Government regulators are concerned about money laundering using all crypto ATMs illegal. The FCA is “warning” crypto ATM operators in the UK to “turn off their machines” or “face law enforcement action.” Therefore none of the Cryptocurrency ATMs currently operating in the UK are legal and should close.

Crypto ATMs are similar to cash ATMs but allow people to buy Bitcoins using their bank cards. The only problem is – none of them have a proper ATM license. Therefore, all crypto ATMs are illegal in the UK.

“Crypto ATMs offering crypto-asset exchange services in the UK must be registered with us and comply with the UK Money Laundering Regulations,”

Financial Conduct Authority announce

Crypto ATMs have soared as the industry garners mainstream adoption. Where many ATMs around the world, regulators are starting to take notice of the industry. 

Recently, the UK Financial Conduct Authority (FCA) warned all consumers not to use these digital asset ATMs on their land, as they are doing so illegally. Furthermore, the regulator highlighted that any machine offering cryptocurrency exchange. Services in the country must be registered and comply with their Money Laundering Regulations (MLR).

All Crypto ATMs Compliance Concerns UK Regulator

The Financial Conduct Authority city that none of the cryptocurrency companies registered with them have approved to offer ATM services. This means that all crypto ATMs operating in the country illegal and consumers should not use it because it violates the existing rules.

Regulators also underlined that they are concerned about the growing number of crypto ATMs operating in the UK. Therefore, they are looking to be able to contact the operator who instructs them that the machine must turn off.

Regulators have informed the company that weaker identity checks on users who deposit less than £250. Which mean there is a risk of “smurfing” where large numbers of “donkeys” keep small amounts to avoid detection.

The use of bitcoin ATMs has come under increasing scrutiny elsewhere in the world. New licensing guidelines from the Monetary Authority of Singapore (MAS) forced ATM operators there close in January.

In UK regulator Believes Cryptocurrency to be High Risk

In this case, FCA has received information from more than 240 cryptocurrency companies in the UK. However, neither company register with the regulator. However, it reports that 110 companies no longer operate. This means that there are still 130 companies crypto ATMs operating illegal.

Last month, the High Court, a British court, ruled against Gidiplus, which appealed against the regulator’s refusal to submit its application for registration under the Money Laundering Ordinance. 

At a time like this, the FCA explained that the judge concluded a lack of evidence as to how Gidiplus would conduct its business in a broadly compliant manner. The FCA also highlights that it regularly warns consumers that cryptocurrencies are unregulated and high risk. Meaning individuals are doubtful to have protection if something goes wrong.

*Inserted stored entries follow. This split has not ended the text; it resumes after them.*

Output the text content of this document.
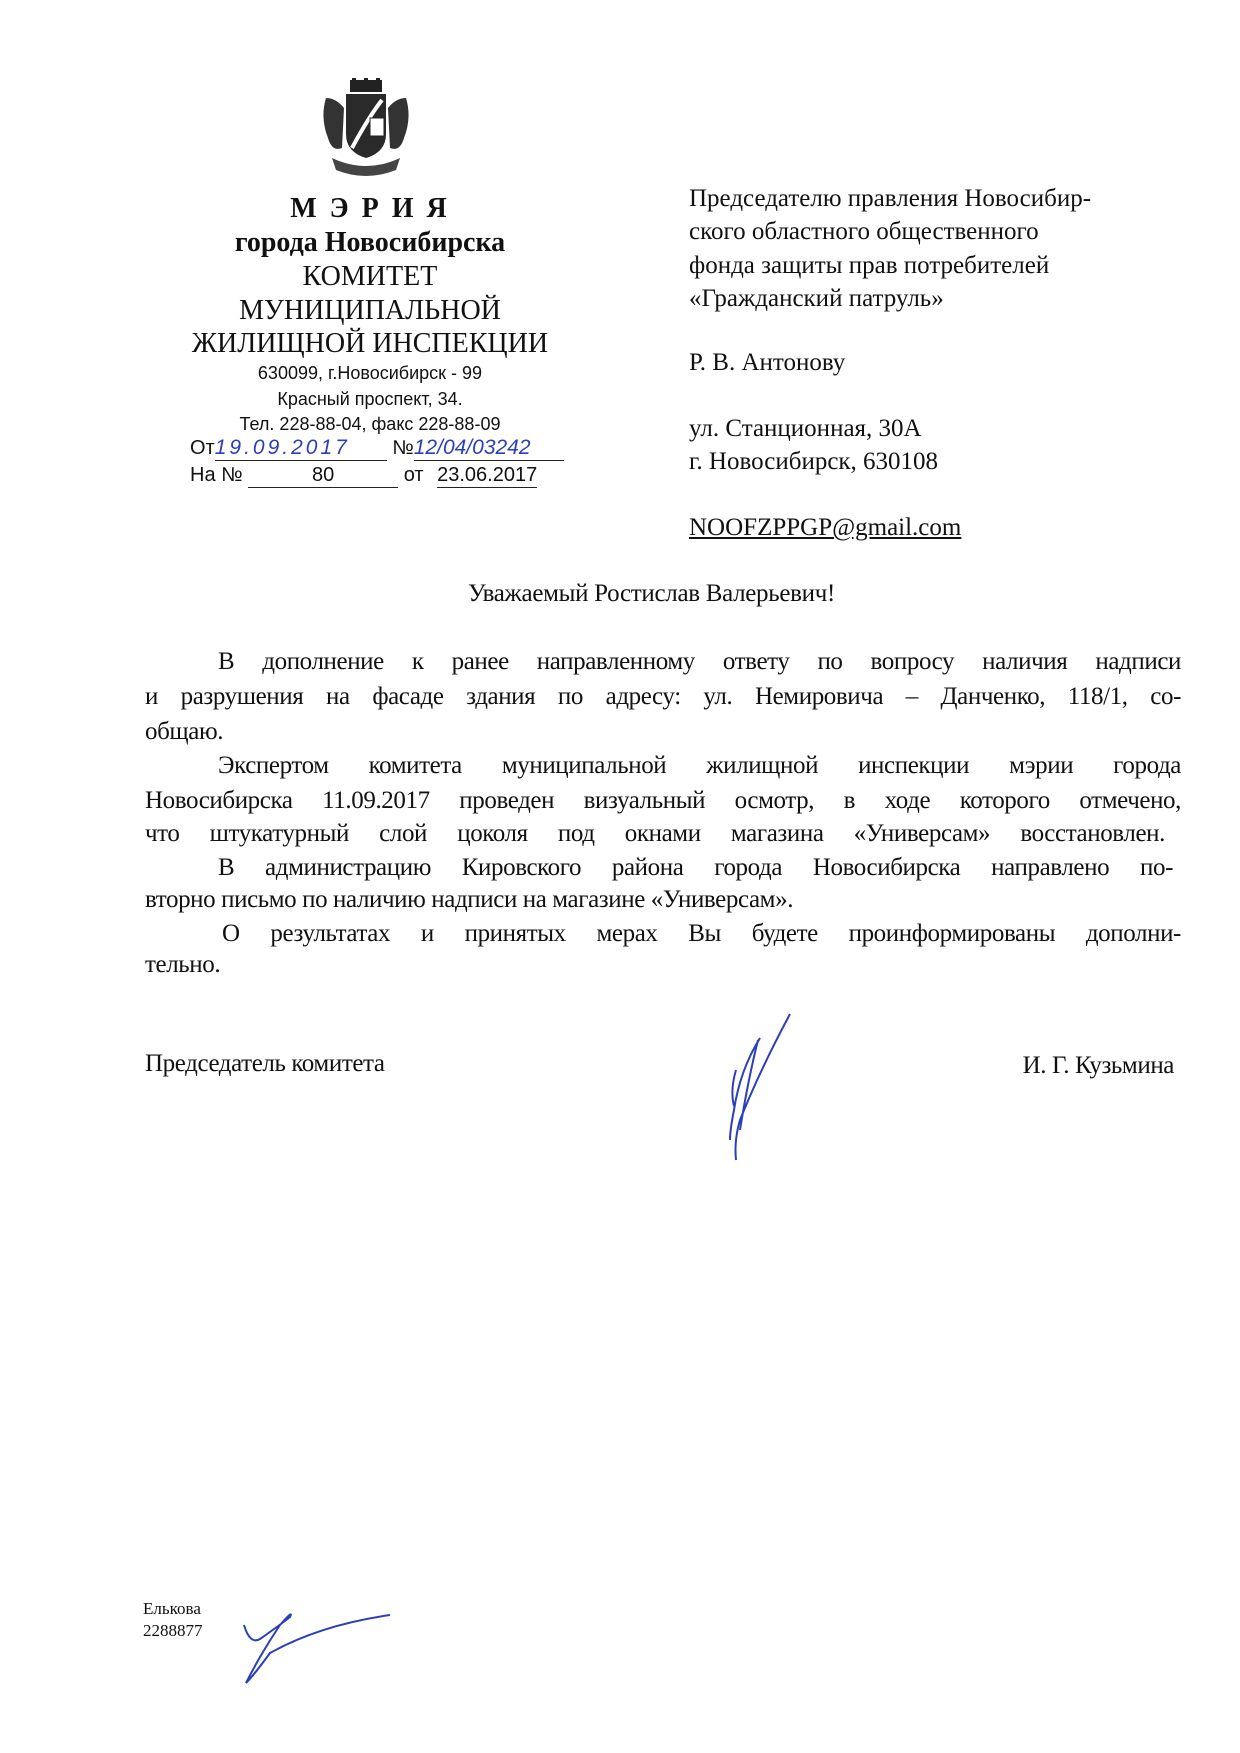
М Э Р И Я
города Новосибирска
КОМИТЕТ
МУНИЦИПАЛЬНОЙ
ЖИЛИЩНОЙ ИНСПЕКЦИИ
630099, г.Новосибирск - 99
Красный проспект, 34.
Тел. 228-88-04, факс 228-88-09
От19.09.2017 №12/04/03242
На №	80	от 23.06.2017
Председателю правления Новосибир-
ского областного общественного
фонда защиты прав потребителей
«Гражданский патруль»
Р. В. Антонову
ул. Станционная, 30А
г. Новосибирск, 630108
NOOFZPPGP@gmail.com
Уважаемый Ростислав Валерьевич!
В дополнение к ранее направленному ответу по вопросу наличия надписи
и разрушения на фасаде здания по адресу: ул. Немировича – Данченко, 118/1, со-
общаю.
Экспертом комитета муниципальной жилищной инспекции мэрии города
Новосибирска 11.09.2017 проведен визуальный осмотр, в ходе которого отмечено,
что штукатурный слой цоколя под окнами магазина «Универсам» восстановлен.
В администрацию Кировского района города Новосибирска направлено по-
вторно письмо по наличию надписи на магазине «Универсам».
О результатах и принятых мерах Вы будете проинформированы дополни-
тельно.
Председатель комитета	И. Г. Кузьмина
Елькова
2288877
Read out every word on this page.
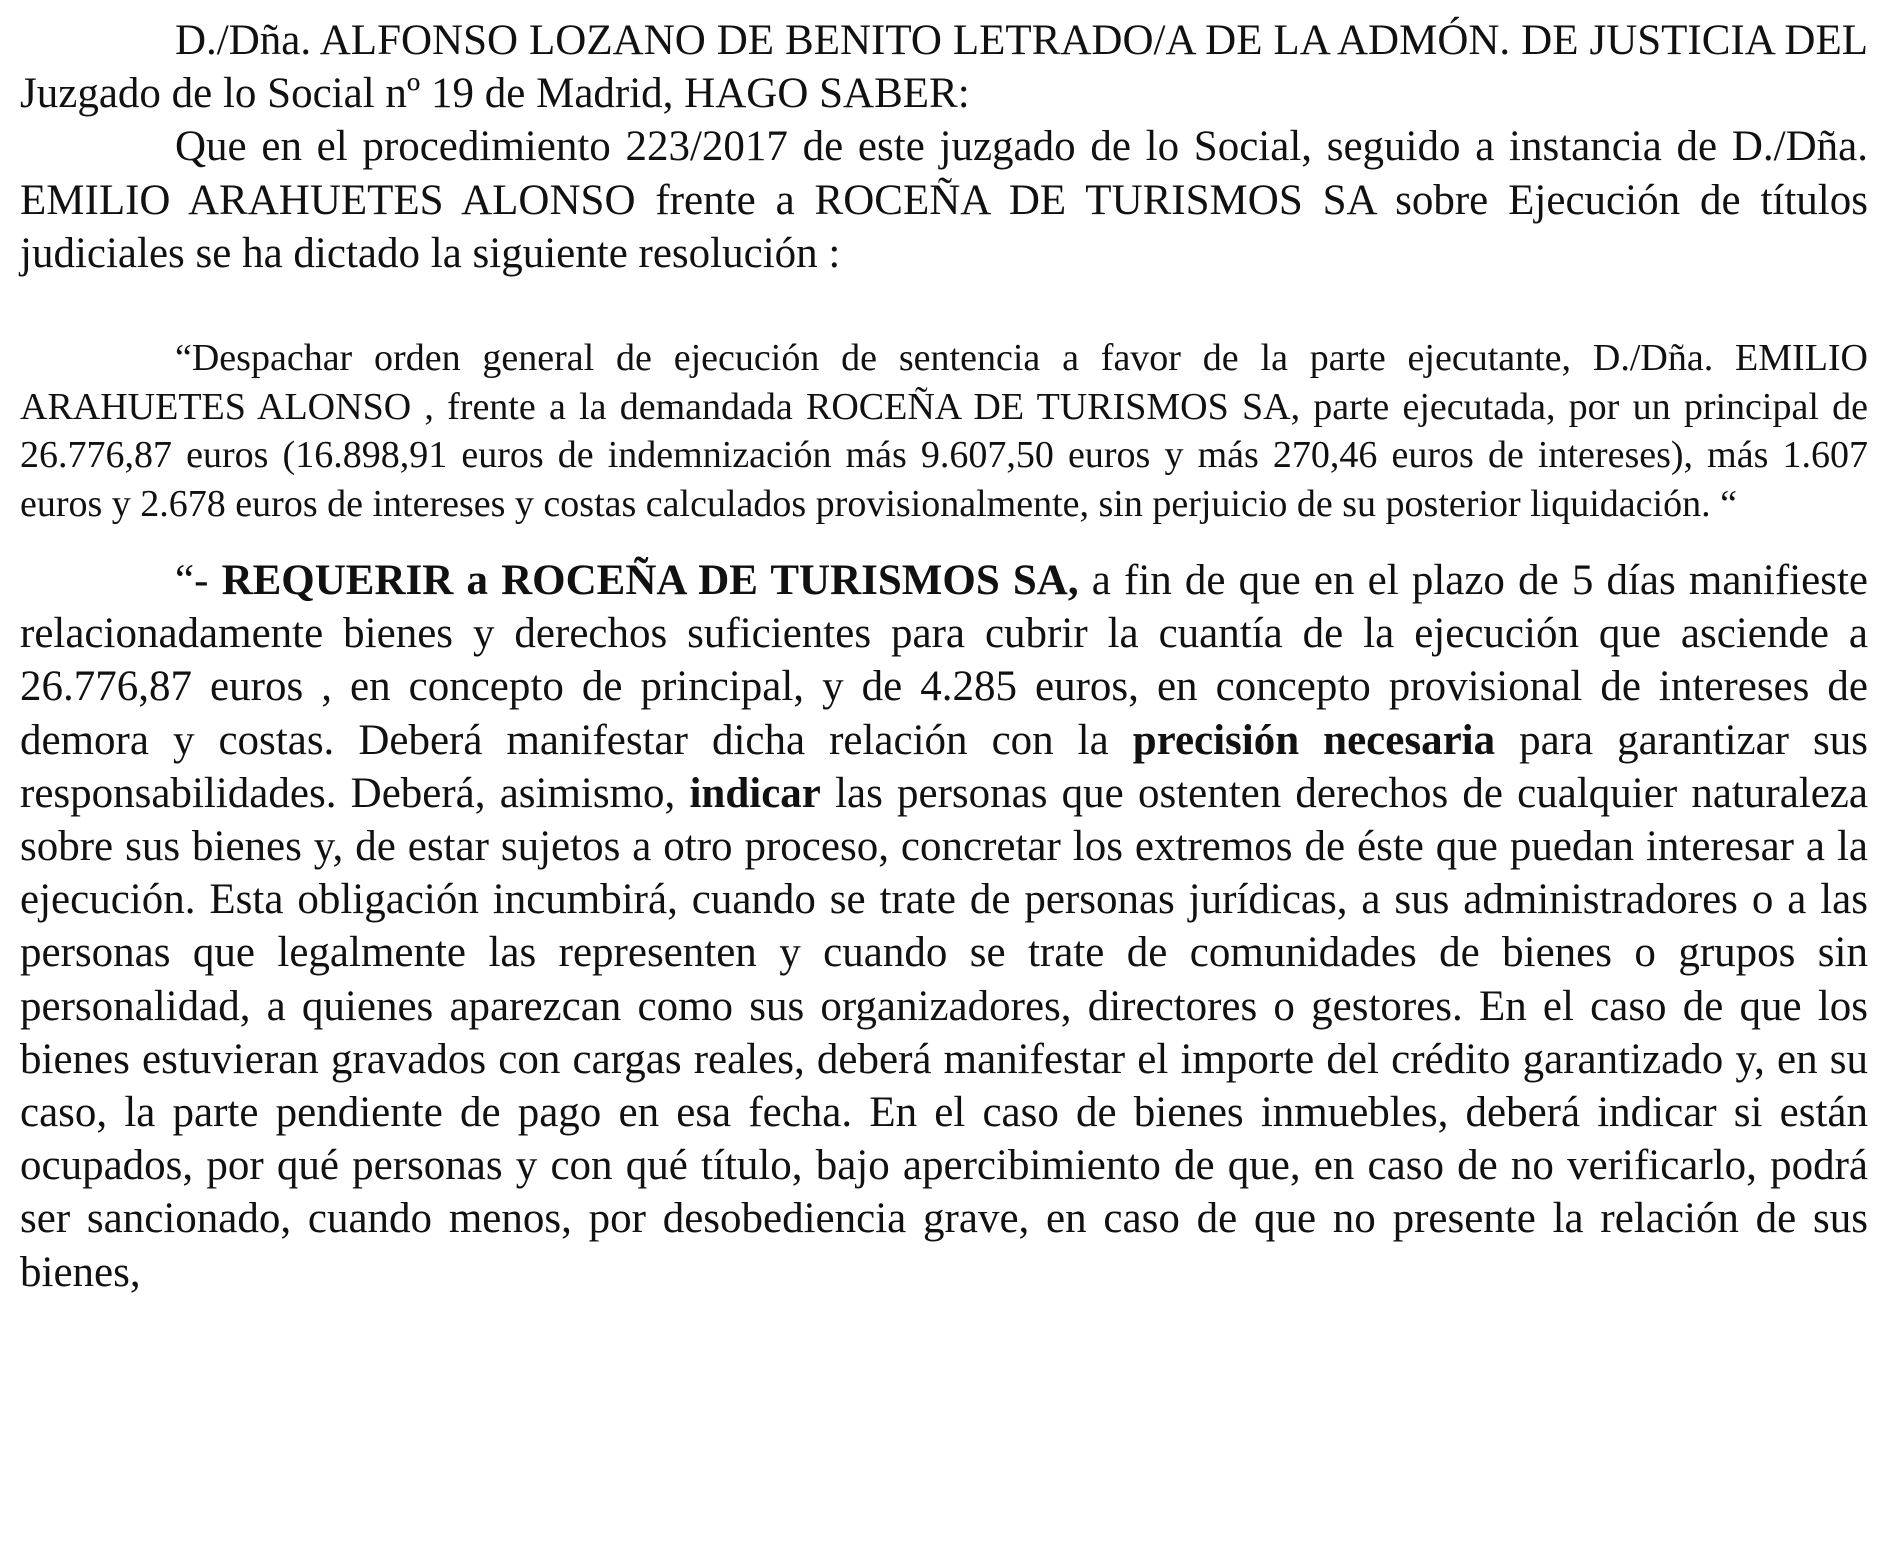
D./Dña. ALFONSO LOZANO DE BENITO LETRADO/A DE LA ADMÓN. DE JUSTICIA DEL Juzgado de lo Social nº 19 de Madrid, HAGO SABER:

Que en el procedimiento 223/2017 de este juzgado de lo Social, seguido a instancia de D./Dña. EMILIO ARAHUETES ALONSO frente a ROCEÑA DE TURISMOS SA sobre Ejecución de títulos judiciales se ha dictado la siguiente resolución :

“Despachar orden general de ejecución de sentencia a favor de la parte ejecutante, D./Dña. EMILIO ARAHUETES ALONSO , frente a la demandada ROCEÑA DE TURISMOS SA, parte ejecutada, por un principal de 26.776,87 euros (16.898,91 euros de indemnización más 9.607,50 euros y más 270,46 euros de intereses), más 1.607 euros y 2.678 euros de intereses y costas calculados provisionalmente, sin perjuicio de su posterior liquidación. “

“- REQUERIR a ROCEÑA DE TURISMOS SA, a fin de que en el plazo de 5 días manifieste relacionadamente bienes y derechos suficientes para cubrir la cuantía de la ejecución que asciende a 26.776,87 euros , en concepto de principal, y de 4.285 euros, en concepto provisional de intereses de demora y costas. Deberá manifestar dicha relación con la precisión necesaria para garantizar sus responsabilidades. Deberá, asimismo, indicar las personas que ostenten derechos de cualquier naturaleza sobre sus bienes y, de estar sujetos a otro proceso, concretar los extremos de éste que puedan interesar a la ejecución. Esta obligación incumbirá, cuando se trate de personas jurídicas, a sus administradores o a las personas que legalmente las representen y cuando se trate de comunidades de bienes o grupos sin personalidad, a quienes aparezcan como sus organizadores, directores o gestores. En el caso de que los bienes estuvieran gravados con cargas reales, deberá manifestar el importe del crédito garantizado y, en su caso, la parte pendiente de pago en esa fecha. En el caso de bienes inmuebles, deberá indicar si están ocupados, por qué personas y con qué título, bajo apercibimiento de que, en caso de no verificarlo, podrá ser sancionado, cuando menos, por desobediencia grave, en caso de que no presente la relación de sus bienes,
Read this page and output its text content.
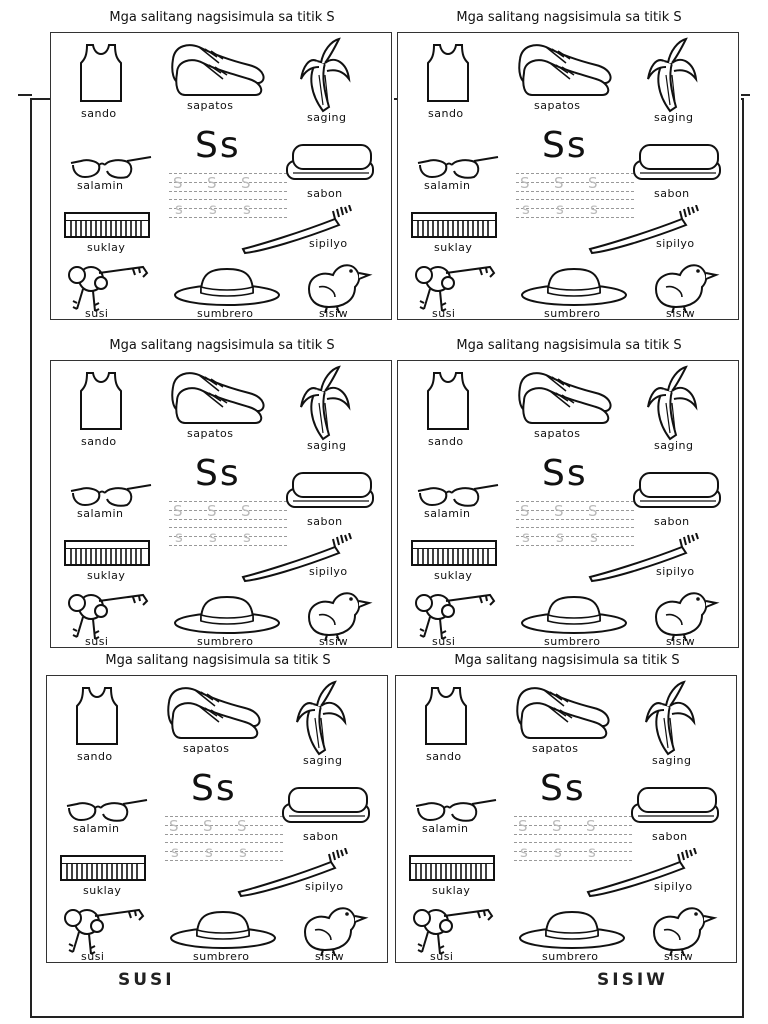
Mga salitang nagsisimula sa titik S
sando
sapatos
saging
Ss
salamin	S S S
s s s
sabon
suklay	sipilyo
susi	sumbrero	sisiw
Mga salitang nagsisimula sa titik S
sando
sapatos
saging
Ss
salamin	S S S
s s s
sabon
suklay	sipilyo
susi	sumbrero	sisiw
Mga salitang nagsisimula sa titik S
sando
sapatos
saging
Ss
salamin	S S S
s s s
sabon
suklay	sipilyo
susi	sumbrero	sisiw
Mga salitang nagsisimula sa titik S
sando
sapatos
saging
Ss
salamin	S S S
s s s
sabon
suklay	sipilyo
susi	sumbrero	sisiw
Mga salitang nagsisimula sa titik S
sando
sapatos
saging
Ss
salamin	S S S
s s s
sabon
suklay	sipilyo
susi	sumbrero	sisiw
Mga salitang nagsisimula sa titik S
sando
sapatos
saging
Ss
salamin	S S S
s s s
sabon
suklay	sipilyo
susi	sumbrero	sisiw
SUSI	SISIW
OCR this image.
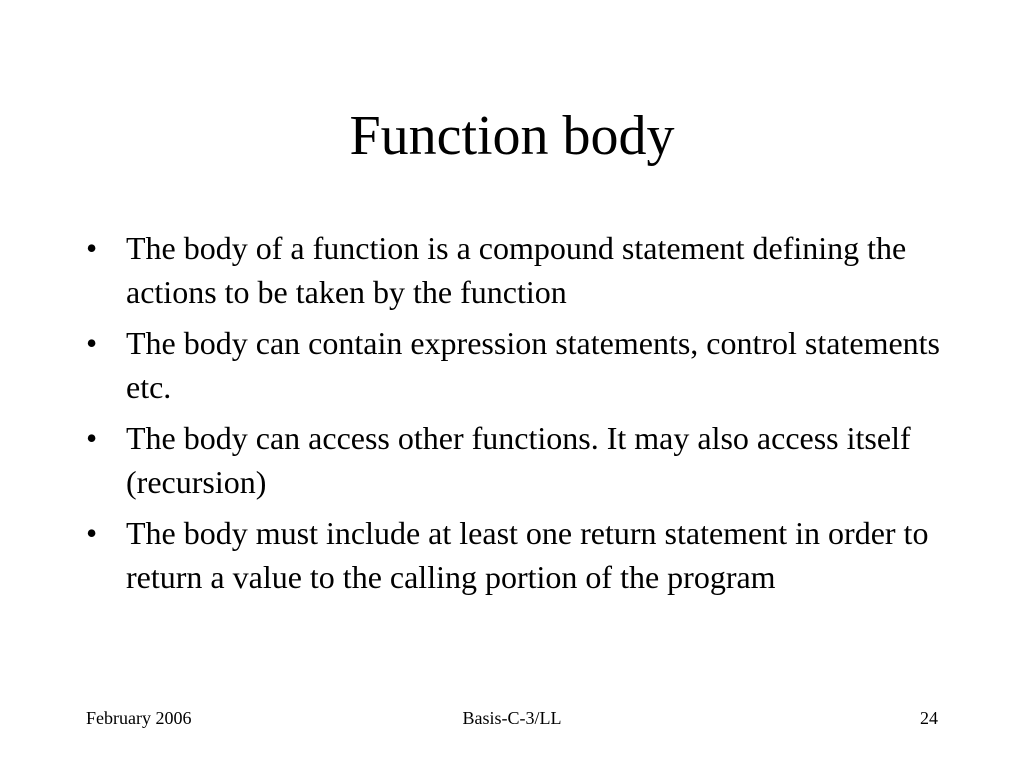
Function body
• The body of a function is a compound statement defining the actions to be taken by the function
• The body can contain expression statements, control statements etc.
• The body can access other functions. It may also access itself (recursion)
• The body must include at least one return statement in order to return a value to the calling portion of the program
February 2006	Basis-C-3/LL	24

The news follows the seizure of three NFTs by Britain’s tax watchdog, Her Majesty’s Revenue and Customs, last month in a fraud investigation worth nearly $2 million. 

Three people are arresting on suspicion of fraud due to the investigation. The suspect used a virtual private network (VPN), stolen identities, fake addresses, and unregistered phones to hide illegal activity.

This is the first seizure of a blockchain-based digital collection in the country.

What prompted the latest crackdown on bitcoin in the UK? It appears to be driven by concerns about money laundering and the fact that crypto ATMs don’t always have a way of positively identifying who is using them.